When used as a sedative agent, dexmedetomidine resulted in better patient-ventilator synchrony [15] and more ventilator free hours [16] in critically ill adults. Dexmedetomidine had shortened the weaning process in critically ill children [17]. Dexmedetomidine improved oxygenation and lung mechanics during OLV in thoracic surgery [10, 12] and in COPD patients undergoing lung cancer surgery [3]. Dexmedetomidine had a protective effect against independent lung injury during OLV [13]. Dexmedetomidine improved alveolar oxygenation when used for induction of anesthesia in children with tetralogy of Fallot [18]. In restrictive lung diseases, the available data were extracted from animal studies. Compared to Propofol, dexmedetomidine administration resulted in better lung characteristics in rats with experimental obesity [4]. Dexmedetomidine had a protective effect lipopolysaccharide-induced lung injury rats [14, 19]. To the best of our knowledge, this study is the first to investigate the effect of dexmedetomidine on oxygenation and lung mechanics in patients with restrictive lung disease.

According to the baseline characteristics, all our patients showed isolated pattern of restrictive lung disease without the evidence of obstructive pattern. Thus, our findings declare a relatively novel effect of dexmedetomidine infusion on respiratory mechanics in the population of morbidly obese patients with restrictive lung disease. This effect was not previously reported in humans. The favourable effects for dexmedetomidine on oxygenation and lung mechanics in our patients were moderate; we reported an improvement of nearly 10% in the P/F ratio after 90-min dexmedetomidine infusion. Lee et al. had reported similar improvement in oxygenation and lung mechanics in COPD patients undergoing lung cancer surgery [3]. Longer duration (and/or higher doses) might result in more significant results. Moreover, this moderate improvement might be of higher value in patients with compromised respiratory status in operating room and intensive care unit. However, this assumption need to be confirmed by randomized controlled trials.

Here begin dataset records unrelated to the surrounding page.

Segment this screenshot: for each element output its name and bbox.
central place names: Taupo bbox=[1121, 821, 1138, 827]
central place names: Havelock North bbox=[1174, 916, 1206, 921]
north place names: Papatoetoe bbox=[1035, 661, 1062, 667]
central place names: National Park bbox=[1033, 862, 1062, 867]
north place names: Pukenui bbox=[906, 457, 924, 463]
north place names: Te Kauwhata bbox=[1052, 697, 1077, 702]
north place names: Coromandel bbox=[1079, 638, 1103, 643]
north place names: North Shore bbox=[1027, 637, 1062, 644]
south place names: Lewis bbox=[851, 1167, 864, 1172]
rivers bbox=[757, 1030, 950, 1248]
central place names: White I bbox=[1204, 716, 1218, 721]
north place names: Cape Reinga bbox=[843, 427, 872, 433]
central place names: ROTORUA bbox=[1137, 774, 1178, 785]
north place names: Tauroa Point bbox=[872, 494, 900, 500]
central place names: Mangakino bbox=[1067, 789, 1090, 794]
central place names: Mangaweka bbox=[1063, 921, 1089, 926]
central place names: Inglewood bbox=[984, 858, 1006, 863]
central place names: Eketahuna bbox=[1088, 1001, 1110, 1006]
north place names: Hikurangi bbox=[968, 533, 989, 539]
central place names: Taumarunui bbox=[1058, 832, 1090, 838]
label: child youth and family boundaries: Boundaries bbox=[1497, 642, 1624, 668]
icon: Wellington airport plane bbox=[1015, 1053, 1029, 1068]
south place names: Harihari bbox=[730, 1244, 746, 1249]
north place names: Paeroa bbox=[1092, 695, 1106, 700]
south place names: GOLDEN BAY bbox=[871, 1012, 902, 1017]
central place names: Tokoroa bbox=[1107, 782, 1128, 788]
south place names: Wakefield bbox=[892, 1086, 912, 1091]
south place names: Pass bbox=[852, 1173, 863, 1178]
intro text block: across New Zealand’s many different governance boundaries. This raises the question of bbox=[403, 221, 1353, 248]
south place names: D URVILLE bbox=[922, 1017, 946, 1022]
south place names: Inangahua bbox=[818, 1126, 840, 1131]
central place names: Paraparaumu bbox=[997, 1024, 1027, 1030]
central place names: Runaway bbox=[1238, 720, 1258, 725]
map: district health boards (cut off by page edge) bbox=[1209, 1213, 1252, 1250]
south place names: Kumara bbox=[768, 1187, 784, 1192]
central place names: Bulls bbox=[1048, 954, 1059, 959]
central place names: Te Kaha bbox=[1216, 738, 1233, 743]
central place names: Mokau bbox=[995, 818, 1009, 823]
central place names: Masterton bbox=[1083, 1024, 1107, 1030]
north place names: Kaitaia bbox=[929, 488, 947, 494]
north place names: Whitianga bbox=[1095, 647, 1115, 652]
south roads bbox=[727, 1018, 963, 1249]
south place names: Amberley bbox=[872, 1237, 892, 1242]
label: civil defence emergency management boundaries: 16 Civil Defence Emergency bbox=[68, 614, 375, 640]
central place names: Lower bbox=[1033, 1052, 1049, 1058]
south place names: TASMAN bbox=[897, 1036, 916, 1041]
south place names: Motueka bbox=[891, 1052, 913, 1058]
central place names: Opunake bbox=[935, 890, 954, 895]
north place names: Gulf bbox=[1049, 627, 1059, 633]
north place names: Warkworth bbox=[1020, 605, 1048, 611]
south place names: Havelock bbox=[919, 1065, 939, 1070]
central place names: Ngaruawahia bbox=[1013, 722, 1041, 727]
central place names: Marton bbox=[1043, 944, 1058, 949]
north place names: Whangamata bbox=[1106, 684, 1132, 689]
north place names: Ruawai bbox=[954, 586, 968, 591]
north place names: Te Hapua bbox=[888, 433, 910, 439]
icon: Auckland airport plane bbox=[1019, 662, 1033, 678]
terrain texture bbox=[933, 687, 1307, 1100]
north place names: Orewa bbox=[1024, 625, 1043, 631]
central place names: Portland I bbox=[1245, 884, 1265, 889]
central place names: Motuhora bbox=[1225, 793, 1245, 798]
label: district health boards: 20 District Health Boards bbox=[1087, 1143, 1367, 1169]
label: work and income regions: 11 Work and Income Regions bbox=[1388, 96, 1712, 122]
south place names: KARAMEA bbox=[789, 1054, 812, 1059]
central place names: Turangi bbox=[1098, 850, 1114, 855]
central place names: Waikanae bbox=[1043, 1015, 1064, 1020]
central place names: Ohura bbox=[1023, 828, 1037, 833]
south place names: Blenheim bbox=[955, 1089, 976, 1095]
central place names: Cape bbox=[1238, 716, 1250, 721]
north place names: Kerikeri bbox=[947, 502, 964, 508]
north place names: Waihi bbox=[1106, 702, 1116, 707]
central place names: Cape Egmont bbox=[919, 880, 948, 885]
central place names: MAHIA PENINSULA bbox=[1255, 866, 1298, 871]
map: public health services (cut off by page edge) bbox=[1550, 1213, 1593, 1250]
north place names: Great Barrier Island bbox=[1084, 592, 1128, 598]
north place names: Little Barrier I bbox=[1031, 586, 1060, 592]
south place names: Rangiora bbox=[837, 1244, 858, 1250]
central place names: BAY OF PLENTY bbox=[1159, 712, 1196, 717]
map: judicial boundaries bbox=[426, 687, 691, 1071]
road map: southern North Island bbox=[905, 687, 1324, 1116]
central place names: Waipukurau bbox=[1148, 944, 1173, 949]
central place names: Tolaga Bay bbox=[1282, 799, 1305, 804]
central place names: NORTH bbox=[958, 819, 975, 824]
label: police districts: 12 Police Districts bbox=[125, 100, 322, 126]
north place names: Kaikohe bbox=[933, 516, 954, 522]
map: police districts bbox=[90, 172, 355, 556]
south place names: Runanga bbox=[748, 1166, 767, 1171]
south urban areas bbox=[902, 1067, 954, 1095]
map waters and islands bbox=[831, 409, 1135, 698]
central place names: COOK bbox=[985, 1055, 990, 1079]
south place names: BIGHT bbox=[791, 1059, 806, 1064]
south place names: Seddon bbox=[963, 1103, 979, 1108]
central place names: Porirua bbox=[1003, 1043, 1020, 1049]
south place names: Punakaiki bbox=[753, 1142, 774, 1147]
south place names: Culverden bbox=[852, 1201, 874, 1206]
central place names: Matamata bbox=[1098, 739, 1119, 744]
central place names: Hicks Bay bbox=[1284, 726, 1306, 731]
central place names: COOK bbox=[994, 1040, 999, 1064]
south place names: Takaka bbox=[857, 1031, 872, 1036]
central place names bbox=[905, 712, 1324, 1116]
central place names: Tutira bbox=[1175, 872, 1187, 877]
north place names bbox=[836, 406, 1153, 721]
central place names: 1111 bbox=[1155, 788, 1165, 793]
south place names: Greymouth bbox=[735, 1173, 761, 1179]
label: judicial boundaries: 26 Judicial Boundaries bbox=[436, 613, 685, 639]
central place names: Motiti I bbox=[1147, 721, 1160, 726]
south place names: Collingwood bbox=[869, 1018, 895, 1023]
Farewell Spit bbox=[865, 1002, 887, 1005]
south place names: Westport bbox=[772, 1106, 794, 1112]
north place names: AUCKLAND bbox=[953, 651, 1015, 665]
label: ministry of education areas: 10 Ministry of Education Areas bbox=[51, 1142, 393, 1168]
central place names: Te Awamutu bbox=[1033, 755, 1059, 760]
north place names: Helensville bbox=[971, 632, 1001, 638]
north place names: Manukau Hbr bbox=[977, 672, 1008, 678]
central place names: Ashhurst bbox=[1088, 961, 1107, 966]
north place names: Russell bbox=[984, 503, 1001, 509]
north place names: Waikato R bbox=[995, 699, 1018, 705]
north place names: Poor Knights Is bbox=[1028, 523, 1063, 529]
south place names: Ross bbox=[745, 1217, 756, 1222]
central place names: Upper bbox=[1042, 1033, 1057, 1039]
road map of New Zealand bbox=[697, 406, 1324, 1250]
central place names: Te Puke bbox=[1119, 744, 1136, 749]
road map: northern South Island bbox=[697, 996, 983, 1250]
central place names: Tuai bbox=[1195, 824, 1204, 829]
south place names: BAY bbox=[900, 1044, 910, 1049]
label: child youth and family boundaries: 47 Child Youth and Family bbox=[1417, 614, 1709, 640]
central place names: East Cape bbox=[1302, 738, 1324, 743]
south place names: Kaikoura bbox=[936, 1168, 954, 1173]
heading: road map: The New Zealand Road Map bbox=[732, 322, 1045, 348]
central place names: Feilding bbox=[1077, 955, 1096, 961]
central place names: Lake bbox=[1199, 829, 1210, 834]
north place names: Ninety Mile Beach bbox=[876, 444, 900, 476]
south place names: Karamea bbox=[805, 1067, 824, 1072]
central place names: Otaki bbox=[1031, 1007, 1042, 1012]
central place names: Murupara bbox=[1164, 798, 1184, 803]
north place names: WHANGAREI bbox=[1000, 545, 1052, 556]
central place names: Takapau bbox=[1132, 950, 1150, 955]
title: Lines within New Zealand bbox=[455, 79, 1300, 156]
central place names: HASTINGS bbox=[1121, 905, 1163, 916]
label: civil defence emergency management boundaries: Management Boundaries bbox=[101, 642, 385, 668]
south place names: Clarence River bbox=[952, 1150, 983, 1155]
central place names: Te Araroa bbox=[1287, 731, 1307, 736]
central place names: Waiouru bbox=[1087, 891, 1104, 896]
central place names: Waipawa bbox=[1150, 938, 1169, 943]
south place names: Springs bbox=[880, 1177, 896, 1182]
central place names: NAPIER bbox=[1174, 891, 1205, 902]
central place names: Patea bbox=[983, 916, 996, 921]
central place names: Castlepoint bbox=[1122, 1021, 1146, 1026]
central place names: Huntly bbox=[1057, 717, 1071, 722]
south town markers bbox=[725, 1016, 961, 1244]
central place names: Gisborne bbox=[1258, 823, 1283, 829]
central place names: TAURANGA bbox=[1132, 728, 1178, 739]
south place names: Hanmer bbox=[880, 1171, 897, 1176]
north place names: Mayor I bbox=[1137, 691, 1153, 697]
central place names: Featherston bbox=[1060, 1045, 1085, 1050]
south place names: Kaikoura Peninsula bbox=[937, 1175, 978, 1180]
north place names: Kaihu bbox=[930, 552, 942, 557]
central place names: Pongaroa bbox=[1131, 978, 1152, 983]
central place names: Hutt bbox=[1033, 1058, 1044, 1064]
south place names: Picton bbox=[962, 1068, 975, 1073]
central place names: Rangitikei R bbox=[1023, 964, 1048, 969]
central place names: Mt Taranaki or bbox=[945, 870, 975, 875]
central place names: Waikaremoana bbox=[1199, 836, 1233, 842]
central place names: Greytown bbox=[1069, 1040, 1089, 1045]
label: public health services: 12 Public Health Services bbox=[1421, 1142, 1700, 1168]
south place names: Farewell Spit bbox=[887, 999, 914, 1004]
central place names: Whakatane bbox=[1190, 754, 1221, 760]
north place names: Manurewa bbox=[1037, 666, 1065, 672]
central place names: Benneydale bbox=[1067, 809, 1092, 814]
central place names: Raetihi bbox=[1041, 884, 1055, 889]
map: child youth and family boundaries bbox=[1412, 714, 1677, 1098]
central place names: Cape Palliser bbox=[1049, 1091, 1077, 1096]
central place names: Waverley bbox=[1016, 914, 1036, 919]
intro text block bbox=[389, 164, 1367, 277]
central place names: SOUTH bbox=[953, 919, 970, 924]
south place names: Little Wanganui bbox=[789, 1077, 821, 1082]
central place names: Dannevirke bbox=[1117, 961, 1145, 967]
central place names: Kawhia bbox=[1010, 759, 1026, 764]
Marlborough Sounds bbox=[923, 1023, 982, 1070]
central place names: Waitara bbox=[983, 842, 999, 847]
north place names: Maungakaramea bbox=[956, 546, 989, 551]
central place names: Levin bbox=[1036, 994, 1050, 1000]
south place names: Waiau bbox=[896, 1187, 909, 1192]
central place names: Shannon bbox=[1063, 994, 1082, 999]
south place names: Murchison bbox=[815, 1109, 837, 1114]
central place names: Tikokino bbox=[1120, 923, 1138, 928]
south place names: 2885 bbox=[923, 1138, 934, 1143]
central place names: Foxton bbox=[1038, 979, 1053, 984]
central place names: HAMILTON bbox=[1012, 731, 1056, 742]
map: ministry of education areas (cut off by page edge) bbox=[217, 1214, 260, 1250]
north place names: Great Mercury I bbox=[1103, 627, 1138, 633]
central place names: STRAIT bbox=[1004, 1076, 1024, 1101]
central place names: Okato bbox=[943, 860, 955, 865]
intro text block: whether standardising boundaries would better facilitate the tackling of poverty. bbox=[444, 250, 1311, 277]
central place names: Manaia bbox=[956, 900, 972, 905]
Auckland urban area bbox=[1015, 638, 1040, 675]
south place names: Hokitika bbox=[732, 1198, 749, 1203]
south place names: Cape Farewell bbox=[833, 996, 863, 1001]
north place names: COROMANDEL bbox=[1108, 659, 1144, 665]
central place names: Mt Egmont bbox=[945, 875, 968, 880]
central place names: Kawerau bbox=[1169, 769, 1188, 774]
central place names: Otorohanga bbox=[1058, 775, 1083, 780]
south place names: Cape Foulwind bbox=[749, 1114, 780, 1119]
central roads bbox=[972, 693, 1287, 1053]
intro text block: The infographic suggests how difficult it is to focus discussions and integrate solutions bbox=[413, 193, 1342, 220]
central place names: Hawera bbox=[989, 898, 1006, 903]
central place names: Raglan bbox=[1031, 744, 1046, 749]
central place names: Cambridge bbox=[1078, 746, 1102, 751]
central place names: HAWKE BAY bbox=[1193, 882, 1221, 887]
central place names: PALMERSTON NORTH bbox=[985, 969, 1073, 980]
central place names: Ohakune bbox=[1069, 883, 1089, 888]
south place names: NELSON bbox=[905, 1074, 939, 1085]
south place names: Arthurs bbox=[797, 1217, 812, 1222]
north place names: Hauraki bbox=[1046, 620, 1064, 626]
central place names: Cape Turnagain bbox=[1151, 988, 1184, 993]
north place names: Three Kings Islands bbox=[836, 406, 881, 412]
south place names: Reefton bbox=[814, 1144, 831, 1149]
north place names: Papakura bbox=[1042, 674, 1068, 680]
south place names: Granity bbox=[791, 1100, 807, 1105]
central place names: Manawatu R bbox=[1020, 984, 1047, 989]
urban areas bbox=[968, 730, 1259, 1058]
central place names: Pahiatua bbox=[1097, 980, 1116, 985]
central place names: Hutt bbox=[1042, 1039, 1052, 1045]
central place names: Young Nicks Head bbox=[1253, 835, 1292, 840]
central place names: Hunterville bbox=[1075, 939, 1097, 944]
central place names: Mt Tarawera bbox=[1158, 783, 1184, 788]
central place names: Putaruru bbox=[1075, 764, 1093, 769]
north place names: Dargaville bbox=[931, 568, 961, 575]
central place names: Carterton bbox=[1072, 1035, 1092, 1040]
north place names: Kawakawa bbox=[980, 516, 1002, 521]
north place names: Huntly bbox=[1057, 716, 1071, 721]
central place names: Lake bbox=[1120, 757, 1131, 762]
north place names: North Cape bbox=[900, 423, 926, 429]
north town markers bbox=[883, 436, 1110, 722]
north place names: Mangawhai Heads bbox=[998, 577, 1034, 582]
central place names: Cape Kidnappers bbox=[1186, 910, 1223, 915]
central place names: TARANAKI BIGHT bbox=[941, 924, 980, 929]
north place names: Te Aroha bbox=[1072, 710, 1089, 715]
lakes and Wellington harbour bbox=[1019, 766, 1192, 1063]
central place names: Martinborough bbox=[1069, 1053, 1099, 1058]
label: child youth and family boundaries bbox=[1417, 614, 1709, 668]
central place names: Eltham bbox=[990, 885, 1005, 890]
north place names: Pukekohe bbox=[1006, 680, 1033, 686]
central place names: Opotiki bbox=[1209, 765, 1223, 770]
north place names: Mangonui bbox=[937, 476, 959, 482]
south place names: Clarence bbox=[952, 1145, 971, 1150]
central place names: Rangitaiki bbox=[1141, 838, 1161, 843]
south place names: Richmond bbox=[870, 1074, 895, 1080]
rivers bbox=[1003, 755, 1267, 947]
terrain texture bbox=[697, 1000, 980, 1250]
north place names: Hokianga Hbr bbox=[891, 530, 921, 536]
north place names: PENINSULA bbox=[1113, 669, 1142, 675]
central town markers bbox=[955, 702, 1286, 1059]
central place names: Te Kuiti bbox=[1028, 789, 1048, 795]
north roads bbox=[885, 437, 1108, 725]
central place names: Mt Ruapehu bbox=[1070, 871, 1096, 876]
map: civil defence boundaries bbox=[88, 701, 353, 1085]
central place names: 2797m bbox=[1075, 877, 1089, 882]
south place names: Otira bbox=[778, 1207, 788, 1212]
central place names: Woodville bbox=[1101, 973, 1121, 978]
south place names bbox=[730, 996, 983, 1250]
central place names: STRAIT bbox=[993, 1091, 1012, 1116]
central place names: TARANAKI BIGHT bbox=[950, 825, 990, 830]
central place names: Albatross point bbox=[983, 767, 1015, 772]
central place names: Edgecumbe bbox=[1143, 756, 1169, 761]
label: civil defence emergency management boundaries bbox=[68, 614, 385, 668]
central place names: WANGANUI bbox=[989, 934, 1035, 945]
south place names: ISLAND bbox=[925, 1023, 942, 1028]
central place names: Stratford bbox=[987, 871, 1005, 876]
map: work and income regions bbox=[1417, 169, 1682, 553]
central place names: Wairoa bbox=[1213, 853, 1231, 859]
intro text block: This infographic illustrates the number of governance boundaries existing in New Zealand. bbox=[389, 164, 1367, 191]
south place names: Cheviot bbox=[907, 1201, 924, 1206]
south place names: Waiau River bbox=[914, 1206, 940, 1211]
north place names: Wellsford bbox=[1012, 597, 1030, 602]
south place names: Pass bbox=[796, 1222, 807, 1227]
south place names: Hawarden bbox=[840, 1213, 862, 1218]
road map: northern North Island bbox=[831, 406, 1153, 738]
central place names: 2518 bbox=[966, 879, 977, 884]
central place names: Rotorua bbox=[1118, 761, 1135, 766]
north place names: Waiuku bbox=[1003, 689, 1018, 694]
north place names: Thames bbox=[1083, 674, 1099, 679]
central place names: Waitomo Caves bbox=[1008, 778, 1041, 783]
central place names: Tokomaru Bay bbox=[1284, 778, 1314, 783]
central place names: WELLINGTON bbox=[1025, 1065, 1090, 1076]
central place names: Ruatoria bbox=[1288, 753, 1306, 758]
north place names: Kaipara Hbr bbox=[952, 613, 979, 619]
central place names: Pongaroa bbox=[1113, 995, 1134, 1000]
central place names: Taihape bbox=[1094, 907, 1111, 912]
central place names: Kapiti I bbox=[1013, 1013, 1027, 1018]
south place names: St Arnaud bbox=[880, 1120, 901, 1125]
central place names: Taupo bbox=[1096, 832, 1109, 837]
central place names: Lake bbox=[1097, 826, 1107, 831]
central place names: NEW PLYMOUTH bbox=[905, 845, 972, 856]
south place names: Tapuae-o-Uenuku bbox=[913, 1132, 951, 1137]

Only five of our patients (12%) experienced postoperative hypoxia in the PACU that needed ICU admission. Although there was no significant difference between both study groups regarding postoperative ICU need, we could not generalize this finding because our study was not powered enough to judge it.

Study limitations

Our study had some limitations. First: we used only one dose of dexmedetomidine for 90 min. This was because we considered our study as an exploratory study for the effect of dexmedetomidine in this population. Based on our results, we recommend more studies to investigate whether these effects could differ with different doses and with longer infusion duration. Second: the use of Hardman & Aitkenhead equation for calculation of physiological dead space; this was because volumetric capnography was not available in our unit. Third: We did not use lung recruitment manoeuvres; this was based what Defresne et al. had reported in morbidly obese patients during laparoscopic gastric bypass surgery [20].

Conclusion

A 90-min dexmedetomidine infusion resulted in moderate improvement in oxygenation and lung mechanics in morbidly obese patients with restrictive lung disease.